A romance scam victim, a fraud expert and the writers of a new BBC thriller explain how gaslighting is used to cheat people out of their money.
After divorcing her husband of 24 years, Linda Young found herself alone in her home in a small, coastal town. Her grown-up children had finished university and were out of the house - and she didn't know too many people nearby.
She was ready for a new relationship, so she decided to try online dating. And Linda - a busy special education school administrator - soon met a handsome man on a dating website for over-50s.
In the space of just six months, however, she would be conned out of more than £120,000 ($150,000).
Through daily emails, texts and late-night phone calls, Linda recalls how she fell "head-over-heels in love" with her scammer - and the pair bonded over their shared fondness for dogs.
"He would be so loving and caring," Linda remembers. "I just couldn't stop the adrenaline rush. It was addictive. Every time my phone buzzed or a text came through from him, my whole world just lit up."
They were soon dreaming - or so she thought - about their future life together, which is when he asked for money to invest on their behalf.
From the beginning, she had a feeling it wasn't right to be sending him money, but he would reassure and emotionally manipulate her, saying: "But we're just investing in our future. All of this will come back to us."
Linda looks back at her experience as a "temporary insanity" and says she was "under his spell".

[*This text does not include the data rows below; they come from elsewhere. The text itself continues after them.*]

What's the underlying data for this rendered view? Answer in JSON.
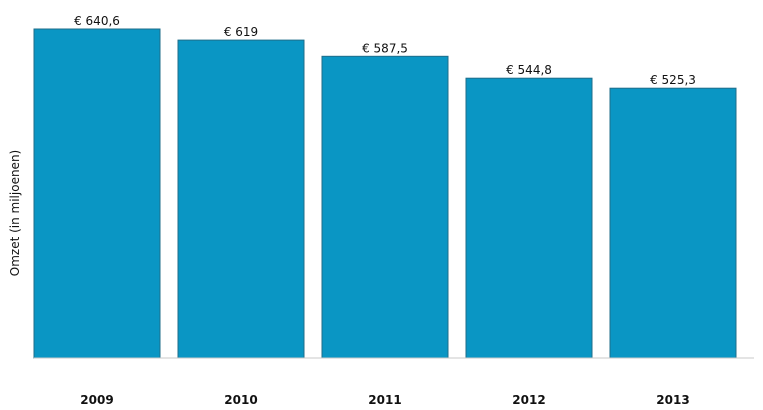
{
  "chart_data": {
    "type": "bar",
    "categories": [
      "2009",
      "2010",
      "2011",
      "2012",
      "2013"
    ],
    "values": [
      640.6,
      619,
      587.5,
      544.8,
      525.3
    ],
    "data_labels": [
      "€ 640,6",
      "€ 619",
      "€ 587,5",
      "€ 544,8",
      "€ 525,3"
    ],
    "title": "",
    "xlabel": "",
    "ylabel": "Omzet  (in miljoenen)",
    "ylim": [
      0,
      640.6
    ],
    "grid": false,
    "legend": "none",
    "bar_color": "#0a96c4"
  }
}
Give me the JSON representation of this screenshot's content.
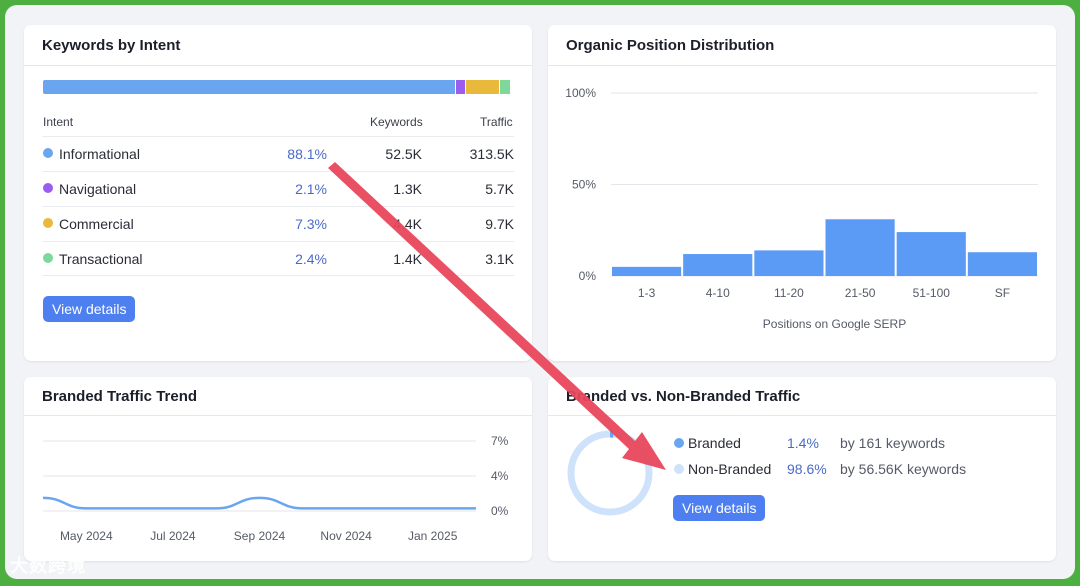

Gaslighting - manipulating someone into questioning their own sanity - can be a common technique to cheat people out of their money, says Lisa Mills, romance fraud expert at the charity Victim Support.
"This anguish takes a huge toll on their mental and physical health," she adds.
For Ginny Skinner, who co-wrote the BBC drama series The Following Events Are Based on a Pack of Lies all about the tangled web of deception and manipulation involved in romance scams, a central theme in these cases is the "profoundly frightening experience" of gaslighting. It is something she and her fellow writer, her sister Penelope, encountered while speaking to real-life victims as part of their research.